10)TAŞINMA

9 1 0
                                    




Kapıyı yavaşça kapatıp buz gibi havanın yüzümü yakmasına izin verdim. Az önce yaşanan anı hiçe sayarak gülümsedim. Sonra o gülümseme kahkahaya dönüştü. Bitmişti. Gidiyordum artık, evime. Artık kapıma koca bir dolap ile kendime güven sağlamama gerek yoktu. Artık her saat başı uykumdan uyanıp kapıyı kontrol etmeme gerek yoktu. Evet yeni evim şimdikinden daha güvensiz bir semtteydi ama Alazın karşı komşum olması ve sokaktaki diğer evlerin uzaklığı beni nedensizce rahatlatıyordu.

Mügeler yeni evimin konumunu öğrenince hep beraber gelmişler ve evimi düzenlemem konusunda bana yeterince destek olmuşlardı. Bahçenin kenarını bile çitle çevirmiş yazın da küçük bahçe için neler yapılabilir konuşmuştuk. Müge 'kız iç mimar olarak ilk işin kendi evin nasıl bir duygu' diye bana sarılıp duruyordu. Şimdi tamamen hazır bir eve gidiyordum. En önemlisi mutluydum...
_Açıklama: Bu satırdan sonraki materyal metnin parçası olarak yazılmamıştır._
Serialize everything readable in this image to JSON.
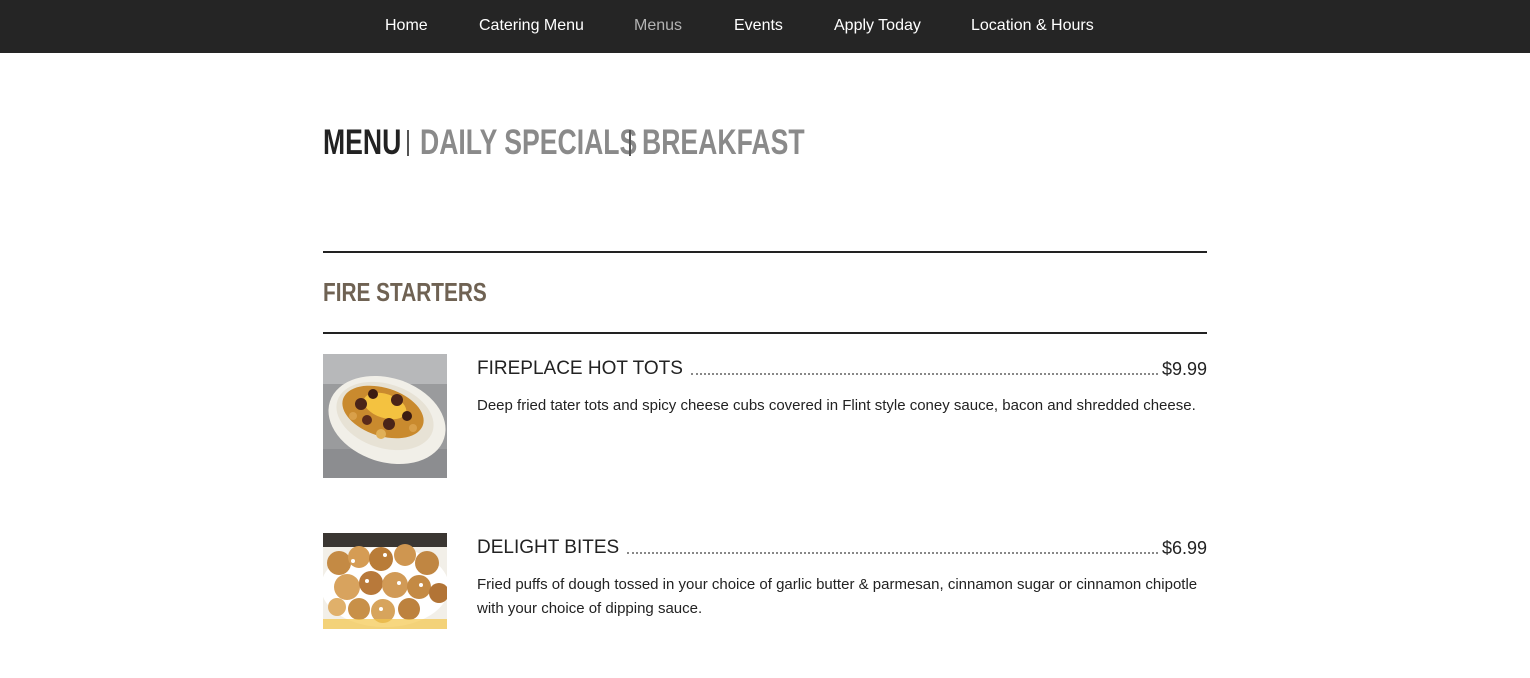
{
  "nav": {
    "items": [
      {
        "label": "Home",
        "active": false
      },
      {
        "label": "Catering Menu",
        "active": false
      },
      {
        "label": "Menus",
        "active": true
      },
      {
        "label": "Events",
        "active": false
      },
      {
        "label": "Apply Today",
        "active": false
      },
      {
        "label": "Location & Hours",
        "active": false
      }
    ]
  },
  "menu_tabs": {
    "items": [
      {
        "label": "MENU",
        "current": true
      },
      {
        "label": "DAILY SPECIALS",
        "current": false
      },
      {
        "label": "BREAKFAST",
        "current": false
      }
    ]
  },
  "section": {
    "title": "FIRE STARTERS",
    "items": [
      {
        "name": "FIREPLACE HOT TOTS",
        "price": "$9.99",
        "description": "Deep fried tater tots and spicy cheese cubs covered in Flint style coney sauce, bacon and shredded cheese.",
        "photo": "hot-tots-photo"
      },
      {
        "name": "DELIGHT BITES",
        "price": "$6.99",
        "description": "Fried puffs of dough tossed in your choice of garlic butter & parmesan, cinnamon sugar or cinnamon chipotle with your choice of dipping sauce.",
        "photo": "delight-bites-photo"
      }
    ]
  },
  "colors": {
    "nav_bg": "#252525",
    "nav_text": "#ffffff",
    "nav_active": "#b3b3b3",
    "section_title": "#6f6253",
    "tab_inactive": "#8a8a8a"
  }
}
Bu evden çıkmadan önceki son anım annemleydi.
Gece uyuyamaz önce bi sigara yakar sonra ılık bir bardak süt alıp odasına çıkardı. Ben merdivenlerin ortasındayken denk düşmüştük. Gözlerini bana dikti ve elimdeki çantaya baktı. Son eşyalarım elimdeydi, dudağının kenarını hafif havalandı. Bunu bekliyor gibiydi. Rahatlamış gibiydi. Sonra yanımdan sesizce geçip gitti. O bir anneydi ve eminim Cansu gitmek istese onu asla bırakmazdı. Ama ben... hiçbir zaman öğrenemeyecektim annem beni neden sevmiyordu?

Taksiden indiğimde saat tam olarak 23.58 idi. Kapımın önünde bu soğukta montlarına sarılıp duran üç kişi benim en büyük destekçilerimdi. Sırıtarak yanlarına geçtiğimde Müge montunun içinden çıkarttığı şampanyayı birden patlatı. "İyi ki doğduuuuunnn. Ve yeni evine hoşgeldiiiin" bağırarak tek koluyla sarıldı bana. Ömer gülerek mügenin elindeki şişeyi aldı böylece müge bana sıkı sıkıya sarılabildi. Aynı neşeyle karşılık verip teşekkür ettim hepsine ve sarıldım.

Arkamda duyduğum ayak sesleriyle döndüm. Alaz elleri ceplerinde yanımıza gelmişti. Bana hoşgeldin dediğinde büyük bir gülümseme ile hoşbuldum dediğimde afallamış gibiydi. Ee tabii hiç gülmediğimi düşünüyor olması normaldi.

Beşimiz de eve girdiğimizde montları çıkarıp oturduk. Hiç bunları hayal etmemiştim. Hayatımın geldiği nokta. İşte böyle olacağını büyürken bir saniye bile düşünmemiştim. Bu evi ilk tuttuğumda bile bu çatı altına beş kişi ile gireceğimi hiç düşünmemiştim ama iyi ki de böyle olmuştu. Gülüyordum onlarla. Mutluydum.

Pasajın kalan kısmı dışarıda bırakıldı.